Over the years, Soekanto produced titles such as Orang-orang Tercinta (1971), Suka dan Duka (1971), Matahari Jakarta (1973) and Perjalanan Bersahaja (1980), while Surti produced such titles as Si Mulus (1972) and Empat Kuntum Melati (1973). One title they co-wrote was "Persahabatan" (1972) -- only because Ibu had to go into labor and needed Bapak to finish her work.

Their married life coincides with their journey into the world of children literature, prompted by the flood of porn and vulgar comic books from abroad in the 1950s.

"The vista seems not to have changed today, does it?" Ibu once said, "What with pornographic VCDs and Internet and television programs."

It has never been an easy life for them, with the hardship and poverty associated with the writing profession being the most prominent scourge since we were very young. But they managed to see six of their seven children graduate from state-run universities and choose professions as writers and journalists and teachers.
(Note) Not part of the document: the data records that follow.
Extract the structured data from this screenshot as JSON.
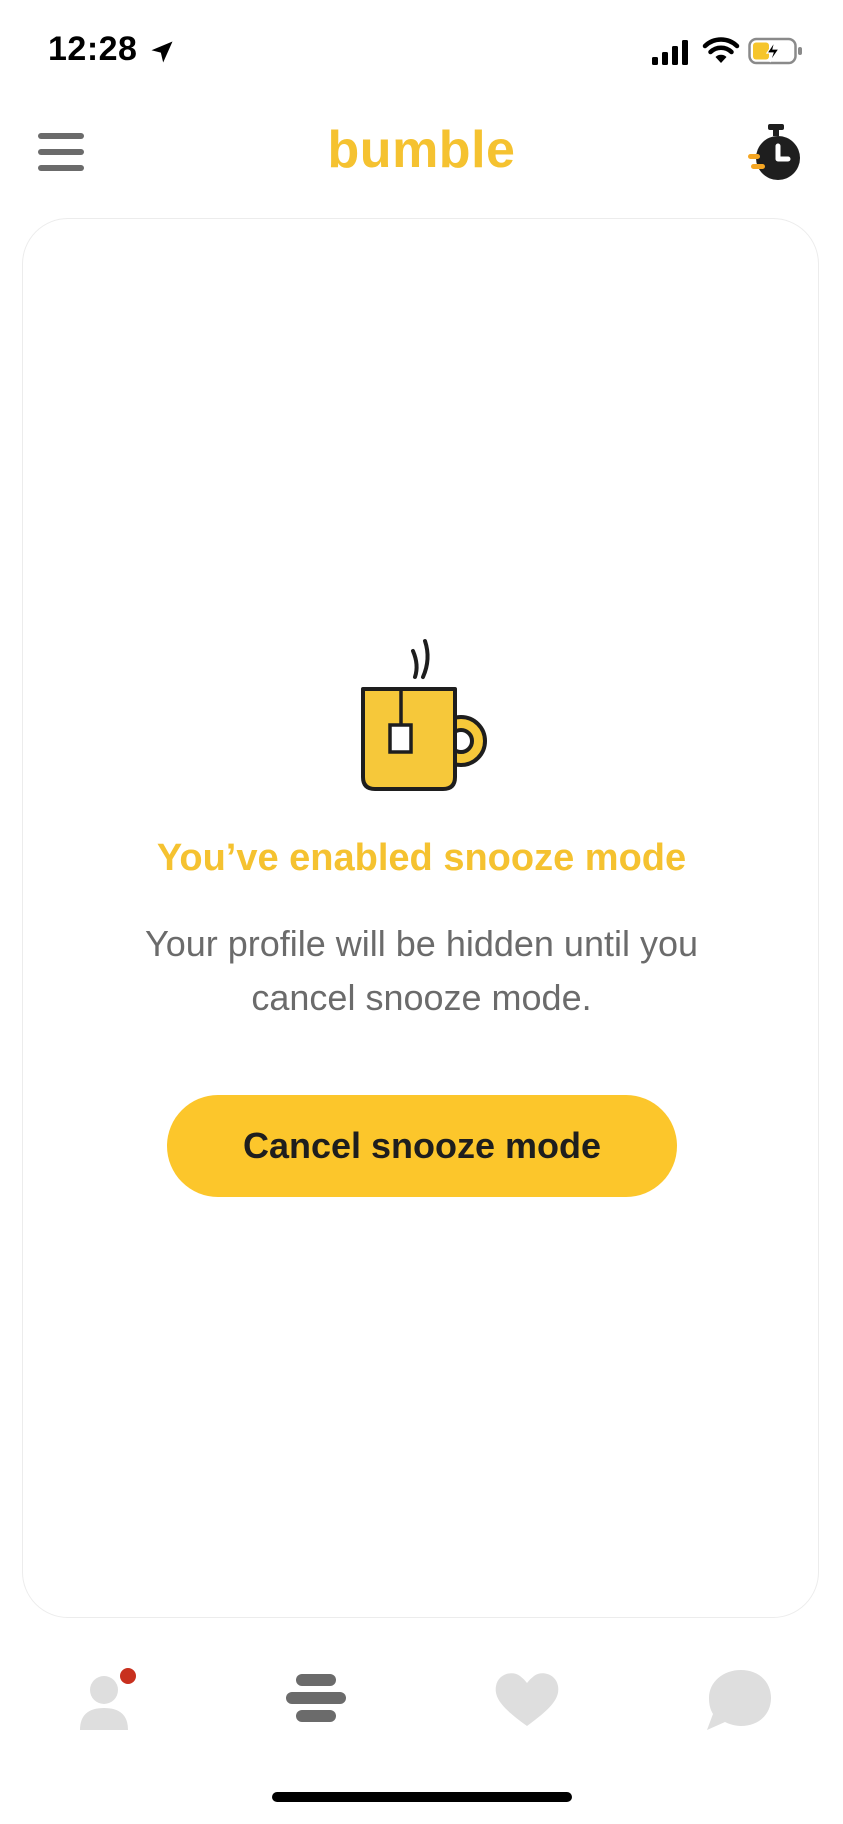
{
  "status_bar": {
    "time": "12:28",
    "icons": [
      "location-arrow-icon",
      "cellular-signal-icon",
      "wifi-icon",
      "battery-charging-icon"
    ]
  },
  "header": {
    "logo_text": "bumble",
    "left_icon": "menu-icon",
    "right_icon": "snooze-stopwatch-icon"
  },
  "snooze": {
    "illustration": "tea-mug-icon",
    "title": "You’ve enabled snooze mode",
    "message": "Your profile will be hidden until you cancel snooze mode.",
    "cancel_button_label": "Cancel snooze mode"
  },
  "bottom_nav": {
    "items": [
      {
        "icon": "profile-icon",
        "has_notification_dot": true
      },
      {
        "icon": "discover-icon",
        "active": true
      },
      {
        "icon": "heart-icon"
      },
      {
        "icon": "chat-bubble-icon"
      }
    ]
  },
  "colors": {
    "brand_yellow": "#f5c230",
    "button_yellow": "#fcc62b",
    "notification_red": "#c8301e",
    "nav_active": "#6b6b6b",
    "nav_inactive": "#dedede"
  }
}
"You could all have grown up to be good-for-nothing brats had we been rich all along," Ibu once said. "You could have been tempted by the good life and fallen into drugs or whatever."

Bapak said, "So I suppose we must be thankful that we are poor."

"Oh, go on, you are just miskin tapi sombong (poor but proud) parents," one of us retorted.

Seriously, though, another thing that we are thankful of is, despite their poor health, that our parents have brought us up to be Muslim and ensured that we live well -- meaning, plenty of tender loving care and cooperation among siblings, plenty of hard work and play, and plenty of sessions where they hammered into our skulls the fear of Allah.

Now we want them to die well. To die while remaining productive and being among books (even during her worst bouts of pain, Ibu still challenges her brain with Agatha Christie's "whodunnits"). To die in the warmth of the compassion of God -- that in the only death worth striving for.